Daniel Höltgen, Sonderbeauftragter des Europarats für antisemitische, antimuslimische und andere Formen religiöser Intoleranz und Hassverbrechen, sprach davon, dass Europa "ein zunehmend säkulares Umfeld wird, die Ignoranz und Ideologie gegen die Religionsfreiheit muss bekämpft werden, um ein aktives jüdisches Leben zu ermöglichen." Katharina von Schnurbein, Koordinatorin für die Bekämpfung des Antisemitismus und die Förderung des jüdischen Lebens bei der Europäischen Kommission, stimmte den Aussagen von Herrn Cohen zu und erklärte, dass Bildung sicherlich der Schlüssel zum weiteren Schutz religiöser Praktiken in Europa sei.

Ahmed Ahmed Shaheed, Sonderberichterstatter für Religions- und Glaubensfreiheit des UN-Menschenrechtsbüros (OHCHR), wies darauf hin, dass es bei der Religionsfreiheit nicht nur um den Glauben gehen kann, sondern dass es bei dieser Freiheit auch um Rituale und Praktiken gehen muss, um für die jüdischen Gemeinschaften mit ihrer Betonung der praktischen Einhaltung zu sprechen.

München ein Ort der Erinnerung

Eine Delegation des Konvents besuchte auch das Olympische Dorf in München, den Ort des Massakers an israelischen Sportlern im Jahr 1972, wo ein bewegender Gedenkgottesdienst stattfand. Bei einem Besuch des Konzentrationslagers Dachau wurde das Kaddisch zum Gedenken an die Opfer des Holocaust rezitiert.

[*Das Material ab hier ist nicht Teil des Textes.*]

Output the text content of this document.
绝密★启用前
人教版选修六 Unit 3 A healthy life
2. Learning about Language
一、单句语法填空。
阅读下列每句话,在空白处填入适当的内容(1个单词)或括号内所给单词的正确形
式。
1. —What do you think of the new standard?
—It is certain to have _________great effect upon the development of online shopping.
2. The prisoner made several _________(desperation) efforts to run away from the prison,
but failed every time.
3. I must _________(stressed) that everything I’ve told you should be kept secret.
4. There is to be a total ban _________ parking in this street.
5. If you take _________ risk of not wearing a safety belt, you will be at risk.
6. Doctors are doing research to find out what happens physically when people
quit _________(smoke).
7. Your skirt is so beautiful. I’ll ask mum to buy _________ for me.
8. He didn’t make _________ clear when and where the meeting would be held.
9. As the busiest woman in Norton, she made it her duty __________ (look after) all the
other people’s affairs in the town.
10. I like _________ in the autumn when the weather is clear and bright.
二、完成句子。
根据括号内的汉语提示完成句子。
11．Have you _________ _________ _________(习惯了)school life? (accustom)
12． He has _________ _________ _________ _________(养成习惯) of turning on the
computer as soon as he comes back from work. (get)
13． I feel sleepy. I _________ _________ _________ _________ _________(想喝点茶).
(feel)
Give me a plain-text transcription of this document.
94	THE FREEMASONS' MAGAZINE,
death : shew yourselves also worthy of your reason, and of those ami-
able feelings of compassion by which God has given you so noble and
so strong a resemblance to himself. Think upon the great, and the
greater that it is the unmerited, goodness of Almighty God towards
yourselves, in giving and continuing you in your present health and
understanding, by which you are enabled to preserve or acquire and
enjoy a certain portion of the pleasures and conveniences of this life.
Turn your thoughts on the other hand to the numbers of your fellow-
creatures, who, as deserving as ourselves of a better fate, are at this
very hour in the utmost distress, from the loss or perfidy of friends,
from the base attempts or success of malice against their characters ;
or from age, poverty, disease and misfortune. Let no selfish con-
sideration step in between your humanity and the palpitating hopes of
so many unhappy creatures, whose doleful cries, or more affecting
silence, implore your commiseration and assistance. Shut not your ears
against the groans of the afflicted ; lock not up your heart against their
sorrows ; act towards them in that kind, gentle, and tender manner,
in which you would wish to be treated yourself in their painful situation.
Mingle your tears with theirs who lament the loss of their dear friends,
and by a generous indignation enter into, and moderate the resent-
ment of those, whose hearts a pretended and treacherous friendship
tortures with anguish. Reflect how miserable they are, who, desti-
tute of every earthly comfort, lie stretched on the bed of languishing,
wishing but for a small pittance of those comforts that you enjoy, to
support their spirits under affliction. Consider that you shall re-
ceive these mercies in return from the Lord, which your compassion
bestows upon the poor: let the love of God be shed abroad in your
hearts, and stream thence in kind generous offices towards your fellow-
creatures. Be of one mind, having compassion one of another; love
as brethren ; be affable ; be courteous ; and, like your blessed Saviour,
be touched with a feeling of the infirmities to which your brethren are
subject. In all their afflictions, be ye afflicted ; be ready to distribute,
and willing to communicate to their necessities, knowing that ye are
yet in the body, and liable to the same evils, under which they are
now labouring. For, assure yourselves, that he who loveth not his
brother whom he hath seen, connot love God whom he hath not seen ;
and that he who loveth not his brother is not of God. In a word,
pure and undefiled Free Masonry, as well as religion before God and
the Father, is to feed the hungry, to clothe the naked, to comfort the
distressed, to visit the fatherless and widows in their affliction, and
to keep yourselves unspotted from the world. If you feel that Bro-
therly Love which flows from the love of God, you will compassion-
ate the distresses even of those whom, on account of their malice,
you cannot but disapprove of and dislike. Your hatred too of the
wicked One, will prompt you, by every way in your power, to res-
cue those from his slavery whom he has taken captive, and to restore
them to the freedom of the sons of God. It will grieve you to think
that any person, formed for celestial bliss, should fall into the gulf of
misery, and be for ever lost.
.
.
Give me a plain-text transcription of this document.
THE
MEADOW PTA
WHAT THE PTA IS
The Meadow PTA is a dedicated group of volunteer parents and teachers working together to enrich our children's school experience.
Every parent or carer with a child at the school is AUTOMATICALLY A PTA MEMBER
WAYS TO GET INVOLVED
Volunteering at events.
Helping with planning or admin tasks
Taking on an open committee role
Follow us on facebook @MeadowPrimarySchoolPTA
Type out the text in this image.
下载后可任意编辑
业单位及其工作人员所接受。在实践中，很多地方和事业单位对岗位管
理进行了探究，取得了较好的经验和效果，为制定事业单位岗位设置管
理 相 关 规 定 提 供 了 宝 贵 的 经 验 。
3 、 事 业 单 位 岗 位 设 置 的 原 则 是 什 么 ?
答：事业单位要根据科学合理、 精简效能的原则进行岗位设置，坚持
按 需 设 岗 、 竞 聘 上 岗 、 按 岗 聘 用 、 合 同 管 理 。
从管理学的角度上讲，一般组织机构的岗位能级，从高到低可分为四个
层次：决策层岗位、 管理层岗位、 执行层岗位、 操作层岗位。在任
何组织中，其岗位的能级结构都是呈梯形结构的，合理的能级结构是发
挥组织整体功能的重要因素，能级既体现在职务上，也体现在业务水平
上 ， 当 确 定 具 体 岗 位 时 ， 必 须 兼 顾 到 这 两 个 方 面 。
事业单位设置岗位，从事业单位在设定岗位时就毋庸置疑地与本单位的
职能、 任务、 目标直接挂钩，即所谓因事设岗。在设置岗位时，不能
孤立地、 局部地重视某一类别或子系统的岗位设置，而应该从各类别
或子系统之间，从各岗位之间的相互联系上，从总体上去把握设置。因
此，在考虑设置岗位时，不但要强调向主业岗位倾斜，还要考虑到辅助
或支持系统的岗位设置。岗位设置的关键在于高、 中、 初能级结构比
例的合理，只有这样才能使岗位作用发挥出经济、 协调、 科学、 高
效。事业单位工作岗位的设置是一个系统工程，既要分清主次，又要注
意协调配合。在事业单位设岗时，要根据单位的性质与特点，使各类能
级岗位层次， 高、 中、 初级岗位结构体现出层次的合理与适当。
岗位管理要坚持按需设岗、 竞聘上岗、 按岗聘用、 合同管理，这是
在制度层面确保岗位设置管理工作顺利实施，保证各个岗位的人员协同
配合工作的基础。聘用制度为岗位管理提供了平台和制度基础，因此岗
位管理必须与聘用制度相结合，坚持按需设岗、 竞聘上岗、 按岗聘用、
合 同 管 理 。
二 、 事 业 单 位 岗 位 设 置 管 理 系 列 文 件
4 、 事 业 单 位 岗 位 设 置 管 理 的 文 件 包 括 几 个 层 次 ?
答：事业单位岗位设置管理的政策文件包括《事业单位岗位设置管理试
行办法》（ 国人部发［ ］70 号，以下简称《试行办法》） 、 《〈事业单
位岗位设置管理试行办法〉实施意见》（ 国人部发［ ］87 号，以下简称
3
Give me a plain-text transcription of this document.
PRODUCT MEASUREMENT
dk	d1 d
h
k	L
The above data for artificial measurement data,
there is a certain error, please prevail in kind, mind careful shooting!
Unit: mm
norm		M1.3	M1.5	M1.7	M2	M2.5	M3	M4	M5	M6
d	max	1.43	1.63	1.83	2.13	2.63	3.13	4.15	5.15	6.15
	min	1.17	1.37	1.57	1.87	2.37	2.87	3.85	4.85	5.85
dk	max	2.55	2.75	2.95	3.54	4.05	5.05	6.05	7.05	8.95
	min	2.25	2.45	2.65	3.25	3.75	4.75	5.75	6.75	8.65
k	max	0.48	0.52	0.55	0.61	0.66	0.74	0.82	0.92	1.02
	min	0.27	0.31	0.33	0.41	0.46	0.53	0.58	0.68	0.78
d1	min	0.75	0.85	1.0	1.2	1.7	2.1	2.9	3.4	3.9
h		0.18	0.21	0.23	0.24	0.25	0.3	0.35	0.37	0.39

Oberrabbiner Pinchas Goldschmidt, Präsident der Konferenz der Europäischen Rabbiner, würdigte den selbstlosen Einsatz der Rabbiner Europas, die ihr Leben dem Wiederaufbau des jüdischen Lebens auf dem gesamten Kontinent widmen.

Über die Konferenz Europäischer Rabbiner

Die Konferenz Europäischer Rabbiner (CER) ist die wichtigste rabbinische Allianz in Europa. Sie vereint mehr als 900 religiöse Repräsentanten der großen Synagogengemeinden in Europa. Die Konferenz hat das Ziel, die religiösen Rechte der Juden in Europa zu wahren sowie zu verteidigen und ist zur Stimme des Judentums auf dem europäischen Kontinent geworden.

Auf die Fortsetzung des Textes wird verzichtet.